Belle da Costa Greene (1883-1950)

Bella da Costa Greene, 1914
Public Domain Image

Belle da Costa Greene was one of the most prominent librarians in American history. She was born Belle Marion Greener to African American parents Richard Theodore Greener and Genevieve Ida Fleet Greener, in Washington, D.C., on November 26, 1879. Her parents separated in her childhood. Her mother changed her last name to Van Vliet and her children changed their names to Greene. Greene also dropped her given middle name, and changed it to da Costa, and began claiming a Portuguese background to explain her light, dusky complexion in order to escape the deep racism and segregation of the era.

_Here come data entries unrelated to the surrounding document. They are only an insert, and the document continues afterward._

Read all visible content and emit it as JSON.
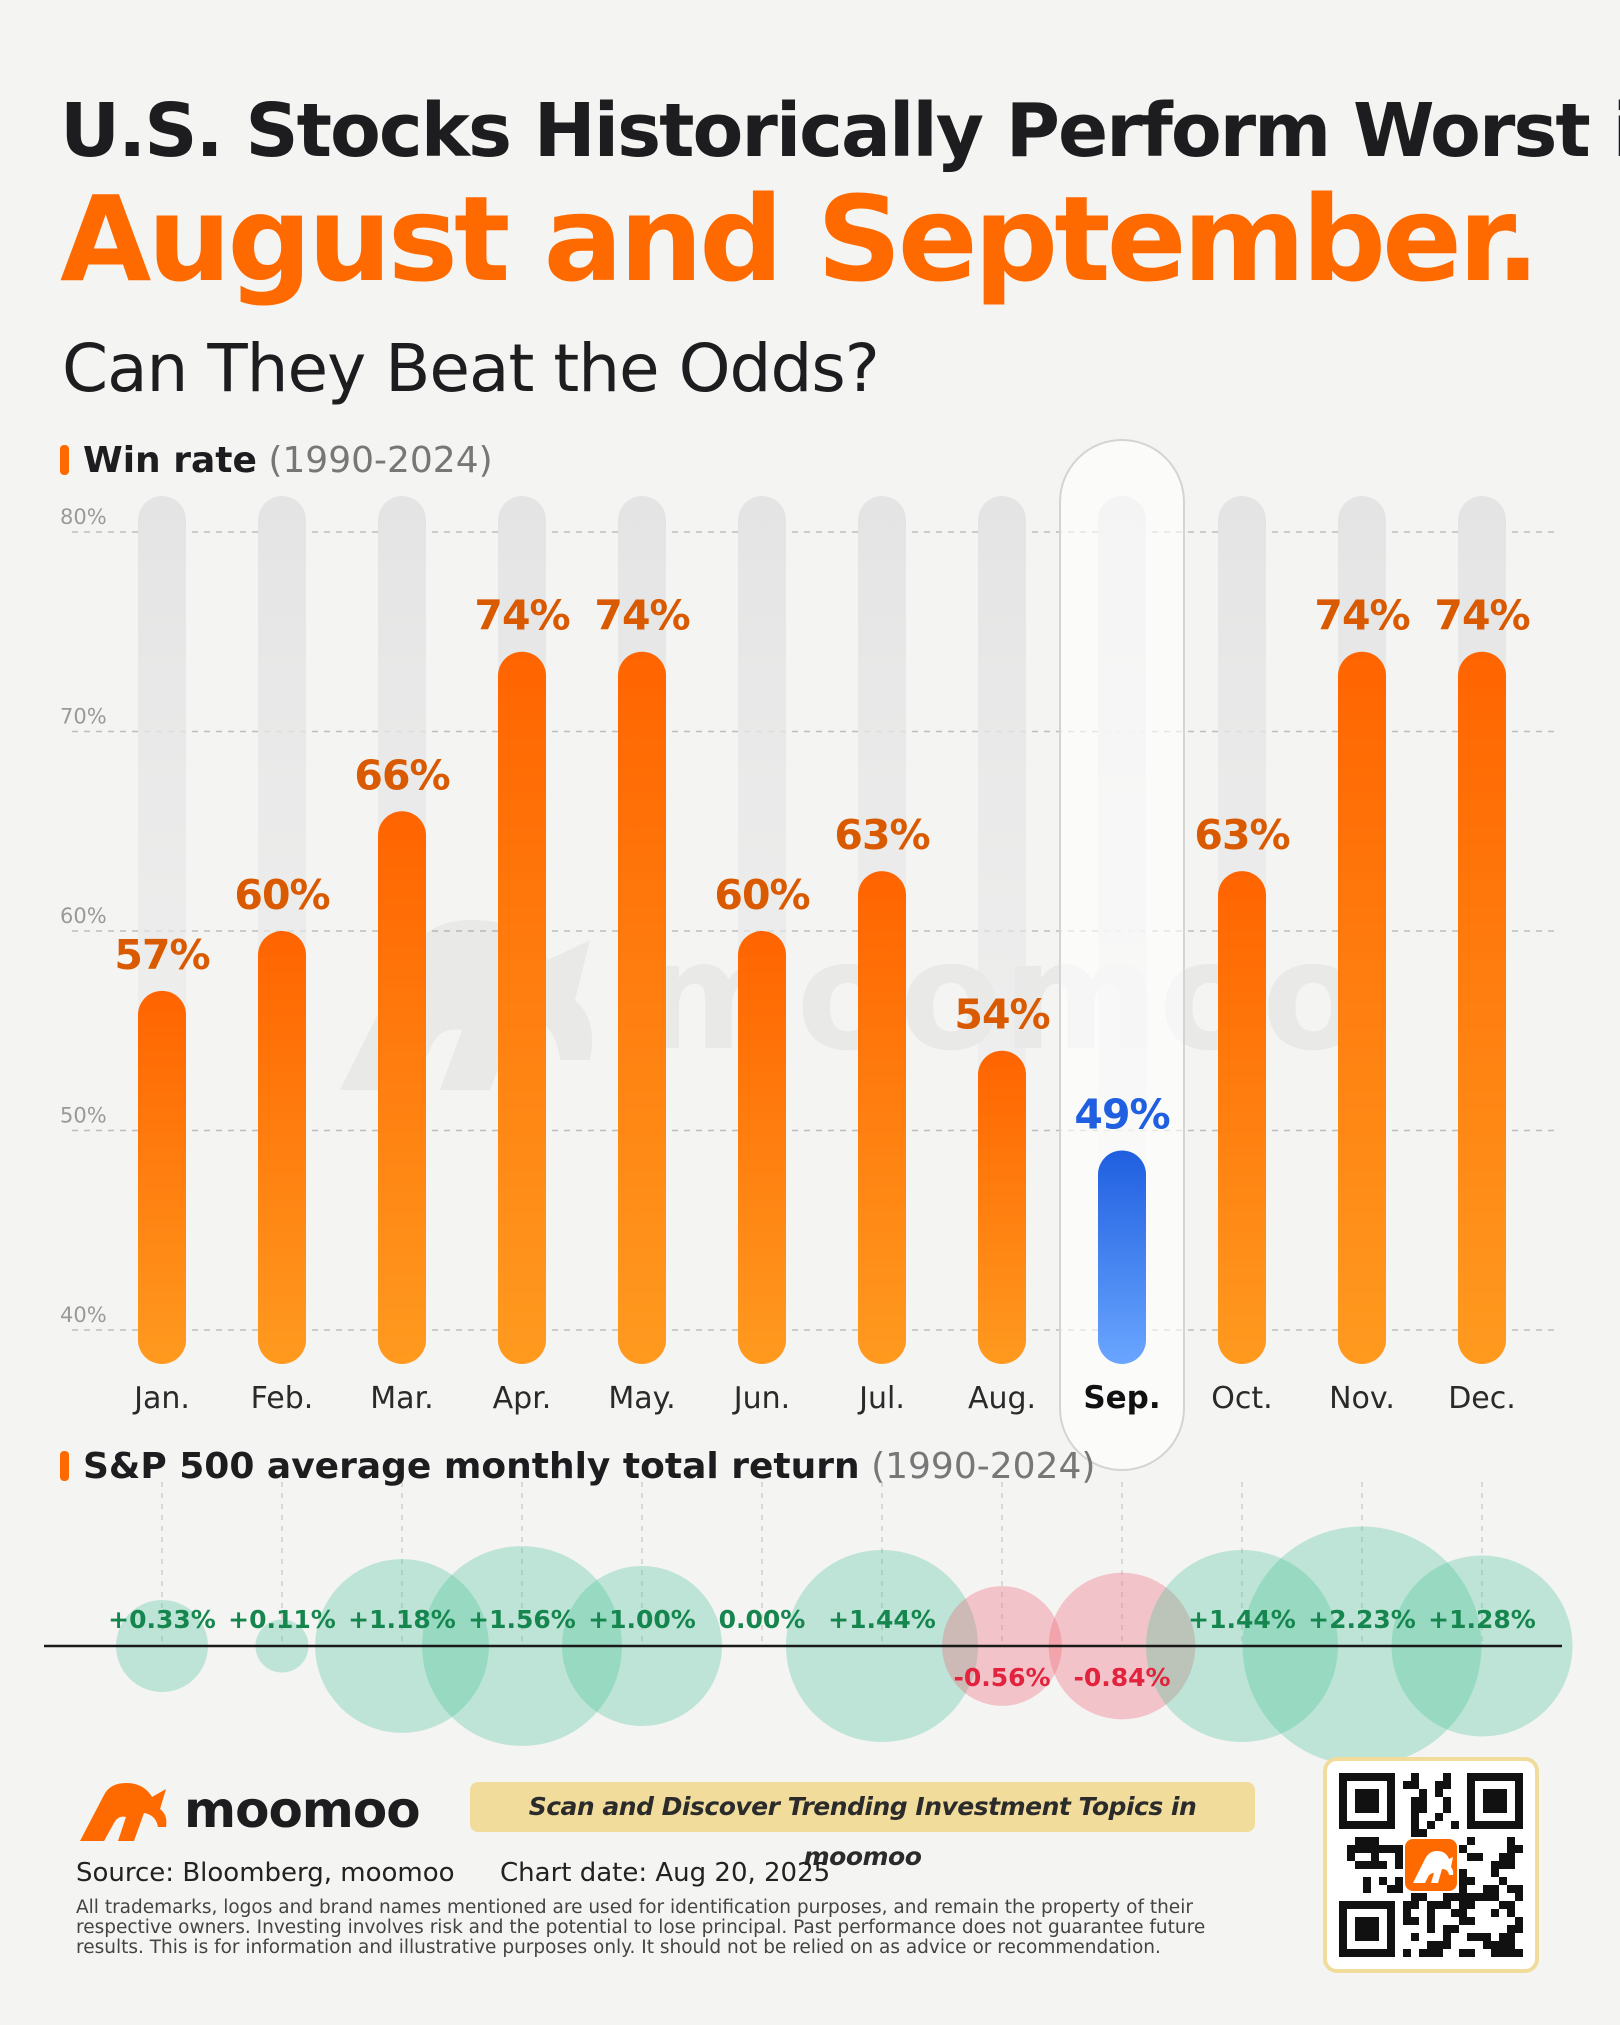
{
  "title": {
    "line1": "U.S. Stocks Historically Perform Worst in",
    "line2": "August and September.",
    "line3": "Can They Beat the Odds?"
  },
  "win_section": {
    "label": "Win rate",
    "period": "(1990-2024)"
  },
  "return_section": {
    "label": "S&P 500 average monthly total return",
    "period": "(1990-2024)"
  },
  "chart_data": [
    {
      "type": "bar",
      "title": "Win rate",
      "subtitle": "(1990-2024)",
      "categories": [
        "Jan.",
        "Feb.",
        "Mar.",
        "Apr.",
        "May.",
        "Jun.",
        "Jul.",
        "Aug.",
        "Sep.",
        "Oct.",
        "Nov.",
        "Dec."
      ],
      "values": [
        57,
        60,
        66,
        74,
        74,
        60,
        63,
        54,
        49,
        63,
        74,
        74
      ],
      "labels": [
        "57%",
        "60%",
        "66%",
        "74%",
        "74%",
        "60%",
        "63%",
        "54%",
        "49%",
        "63%",
        "74%",
        "74%"
      ],
      "unit": "%",
      "ylim": [
        40,
        80
      ],
      "yticks": [
        40,
        50,
        60,
        70,
        80
      ],
      "ytick_labels": [
        "40%",
        "50%",
        "60%",
        "70%",
        "80%"
      ],
      "grid": true,
      "highlight": "Sep.",
      "colors": {
        "bar": "#ff6a00",
        "highlight": "#2f6ff0",
        "track": "#e6e6e6"
      }
    },
    {
      "type": "bubble",
      "title": "S&P 500 average monthly total return",
      "subtitle": "(1990-2024)",
      "categories": [
        "Jan.",
        "Feb.",
        "Mar.",
        "Apr.",
        "May.",
        "Jun.",
        "Jul.",
        "Aug.",
        "Sep.",
        "Oct.",
        "Nov.",
        "Dec."
      ],
      "values": [
        0.33,
        0.11,
        1.18,
        1.56,
        1.0,
        0.0,
        1.44,
        -0.56,
        -0.84,
        1.44,
        2.23,
        1.28
      ],
      "labels": [
        "+0.33%",
        "+0.11%",
        "+1.18%",
        "+1.56%",
        "+1.00%",
        "0.00%",
        "+1.44%",
        "-0.56%",
        "-0.84%",
        "+1.44%",
        "+2.23%",
        "+1.28%"
      ],
      "unit": "%",
      "colors": {
        "positive": "#4cc497",
        "negative": "#f0616f",
        "positive_text": "#16864f",
        "negative_text": "#e3233e"
      }
    }
  ],
  "watermark": "moomoo",
  "footer": {
    "brand": "moomoo",
    "banner": "Scan and Discover Trending Investment Topics in moomoo",
    "source": "Source: Bloomberg, moomoo",
    "chart_date": "Chart date: Aug 20, 2025",
    "disclaimer": "All trademarks, logos and brand names mentioned are used for identification purposes, and remain the property of their respective owners. Investing involves risk and the potential to lose principal. Past performance does not guarantee future results. This is for information and illustrative purposes only. It should not be relied on as advice or recommendation."
  }
}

Not much is known about her early life, but sometime between 1901 and 1902, Greene moved to Princeton, New Jersey, and worked at the Princeton University Library. The assistant librarian was Junius Spencer Morgan, nephew of wealthy financier J. P. Morgan. Morgan at the time was building a library at the corner of Madison Avenue and 38th Street in New York City and was looking for someone to help him cultivate his growing collections. After being recommended, Greene met with Morgan in 1905, and was hired at $75 a week, roughly $2,219 in 2021. She was twenty-six years old.

Greene began working as Morgan’s stenographer and librarian. She was soon trusted with millions of dollars to purchase books, manuscripts and art items for Morgan. She toured Paris, France, Milan, Italy, Munich, Germany, and Tunis, Tunisia as well as other locations in search of rare works for Morgan. In the process she became a collector herself. She outbid British museums for Egyptian manuscripts and scrolls, ancient tablets, and works by Raphael and Rembrandt.

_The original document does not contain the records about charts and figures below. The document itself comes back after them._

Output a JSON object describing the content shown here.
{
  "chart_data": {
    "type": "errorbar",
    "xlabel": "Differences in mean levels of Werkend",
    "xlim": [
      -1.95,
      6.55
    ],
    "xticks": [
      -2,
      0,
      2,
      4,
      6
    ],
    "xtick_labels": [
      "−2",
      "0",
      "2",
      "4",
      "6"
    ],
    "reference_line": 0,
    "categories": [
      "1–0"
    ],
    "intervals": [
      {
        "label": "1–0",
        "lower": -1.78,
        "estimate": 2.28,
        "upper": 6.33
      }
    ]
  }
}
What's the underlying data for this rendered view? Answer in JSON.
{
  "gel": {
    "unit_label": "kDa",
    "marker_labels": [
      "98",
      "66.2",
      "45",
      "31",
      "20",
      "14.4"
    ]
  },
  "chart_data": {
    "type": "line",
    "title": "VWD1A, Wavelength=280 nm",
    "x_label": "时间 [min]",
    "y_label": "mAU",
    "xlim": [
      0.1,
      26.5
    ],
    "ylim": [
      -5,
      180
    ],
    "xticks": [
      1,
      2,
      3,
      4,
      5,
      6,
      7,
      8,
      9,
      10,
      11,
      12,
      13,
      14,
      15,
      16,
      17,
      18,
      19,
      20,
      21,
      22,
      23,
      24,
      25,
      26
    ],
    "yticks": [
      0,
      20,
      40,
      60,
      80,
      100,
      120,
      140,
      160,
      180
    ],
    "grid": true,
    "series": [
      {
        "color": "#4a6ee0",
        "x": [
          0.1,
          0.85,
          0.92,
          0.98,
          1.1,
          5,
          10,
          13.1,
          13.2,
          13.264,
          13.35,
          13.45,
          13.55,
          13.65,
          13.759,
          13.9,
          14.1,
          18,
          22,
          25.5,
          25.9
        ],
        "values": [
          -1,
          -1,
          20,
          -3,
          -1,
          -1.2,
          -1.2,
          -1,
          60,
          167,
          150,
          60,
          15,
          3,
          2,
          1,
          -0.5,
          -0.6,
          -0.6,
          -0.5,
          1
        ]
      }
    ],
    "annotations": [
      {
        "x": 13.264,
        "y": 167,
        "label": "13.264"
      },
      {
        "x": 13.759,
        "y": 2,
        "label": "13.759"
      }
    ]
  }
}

She never married but admitted to affairs with Morgan, a Norwegian Count, a British Duke, and a decade long affair with art critic Bernard Berenson, whom she met in 1909 in New York. Berenson was married and lived in Italy with his wife, Mary. Berenson and Greene often traveled together, in search of rare works, and shared a love of Islamic manuscripts and miniatures. Her passion for fashion played out in her attire of wide brimmed, plumed hats and fine gowns she wore daily.

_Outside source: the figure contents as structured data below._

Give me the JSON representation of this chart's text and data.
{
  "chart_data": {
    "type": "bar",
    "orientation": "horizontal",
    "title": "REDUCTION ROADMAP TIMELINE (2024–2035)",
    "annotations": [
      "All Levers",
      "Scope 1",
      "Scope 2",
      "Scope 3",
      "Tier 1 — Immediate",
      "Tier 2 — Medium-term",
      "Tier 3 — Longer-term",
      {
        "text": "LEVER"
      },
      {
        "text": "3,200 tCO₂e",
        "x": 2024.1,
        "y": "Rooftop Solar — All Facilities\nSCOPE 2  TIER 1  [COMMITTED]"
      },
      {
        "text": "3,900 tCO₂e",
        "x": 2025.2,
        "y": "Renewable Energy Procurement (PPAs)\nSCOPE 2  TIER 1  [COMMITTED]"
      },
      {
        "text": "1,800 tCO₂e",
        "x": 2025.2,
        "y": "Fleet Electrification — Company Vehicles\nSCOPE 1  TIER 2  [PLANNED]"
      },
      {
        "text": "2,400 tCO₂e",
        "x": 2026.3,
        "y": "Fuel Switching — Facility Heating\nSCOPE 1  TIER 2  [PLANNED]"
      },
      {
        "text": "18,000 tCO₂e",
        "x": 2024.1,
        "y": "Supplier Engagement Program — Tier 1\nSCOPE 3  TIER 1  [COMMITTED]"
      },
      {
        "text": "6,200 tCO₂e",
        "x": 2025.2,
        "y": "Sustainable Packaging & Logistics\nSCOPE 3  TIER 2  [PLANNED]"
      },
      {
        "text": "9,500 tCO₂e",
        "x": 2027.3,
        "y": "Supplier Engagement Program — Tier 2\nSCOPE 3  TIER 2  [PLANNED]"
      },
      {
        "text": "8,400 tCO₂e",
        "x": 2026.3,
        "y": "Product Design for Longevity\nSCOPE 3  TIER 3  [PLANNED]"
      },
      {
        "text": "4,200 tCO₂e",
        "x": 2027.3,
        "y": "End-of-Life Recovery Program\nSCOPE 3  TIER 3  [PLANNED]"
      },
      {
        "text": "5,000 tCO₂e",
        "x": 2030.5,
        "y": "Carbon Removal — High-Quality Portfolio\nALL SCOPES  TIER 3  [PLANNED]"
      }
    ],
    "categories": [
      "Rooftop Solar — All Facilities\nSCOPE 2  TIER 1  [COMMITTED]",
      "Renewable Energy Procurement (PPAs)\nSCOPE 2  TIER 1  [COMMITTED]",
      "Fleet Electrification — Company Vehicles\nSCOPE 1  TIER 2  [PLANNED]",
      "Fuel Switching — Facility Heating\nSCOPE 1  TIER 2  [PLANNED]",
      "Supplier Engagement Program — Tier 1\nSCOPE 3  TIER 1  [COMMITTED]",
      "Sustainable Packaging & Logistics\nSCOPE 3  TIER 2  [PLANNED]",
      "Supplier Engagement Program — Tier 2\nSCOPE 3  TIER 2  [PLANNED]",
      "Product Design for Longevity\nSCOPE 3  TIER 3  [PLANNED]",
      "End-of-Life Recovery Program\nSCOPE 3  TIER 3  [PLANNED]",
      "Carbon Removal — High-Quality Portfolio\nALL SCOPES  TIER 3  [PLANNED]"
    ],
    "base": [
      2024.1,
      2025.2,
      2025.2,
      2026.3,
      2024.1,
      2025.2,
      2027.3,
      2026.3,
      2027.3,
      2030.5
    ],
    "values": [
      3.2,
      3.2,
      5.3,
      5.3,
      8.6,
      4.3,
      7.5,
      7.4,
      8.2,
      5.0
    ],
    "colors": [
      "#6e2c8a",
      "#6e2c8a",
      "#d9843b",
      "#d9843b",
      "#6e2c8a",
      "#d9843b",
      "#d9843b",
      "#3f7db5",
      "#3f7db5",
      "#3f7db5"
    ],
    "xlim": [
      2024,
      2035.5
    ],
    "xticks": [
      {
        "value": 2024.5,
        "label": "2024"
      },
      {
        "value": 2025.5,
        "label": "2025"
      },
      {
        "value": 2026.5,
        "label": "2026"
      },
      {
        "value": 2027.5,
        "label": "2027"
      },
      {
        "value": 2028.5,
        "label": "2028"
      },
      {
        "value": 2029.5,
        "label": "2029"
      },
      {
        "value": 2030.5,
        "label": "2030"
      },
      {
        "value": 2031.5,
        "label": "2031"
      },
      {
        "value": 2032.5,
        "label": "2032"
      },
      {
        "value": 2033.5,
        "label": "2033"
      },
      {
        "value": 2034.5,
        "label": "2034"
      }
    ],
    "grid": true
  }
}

By 1912, Greene was earning a quarter of a million dollars a year. When J.P. Morgan died in 1913, he left Greene $50,000 in his will (approximately $1,300,000 in contemporary dollars). In 1924, Greene was appointed the inaugural director of the Pierpont Morgan Library. Greene was elected a Fellow of the Medieval Academy of America in 1939, making her the second woman and the first known person of color to be so honored. She retired in 1948, after forty-three years at the Pierpont Morgan Library.

Belle da Costa Greene died of cancer on May 10, 1950 at the age of 71 in New York City. Just before her death, Greene burned all of her personal papers to further obscure her heritage and lineage. Heidi Ardizzone wrote her biography based on numerous letters sent to Berenson over the years.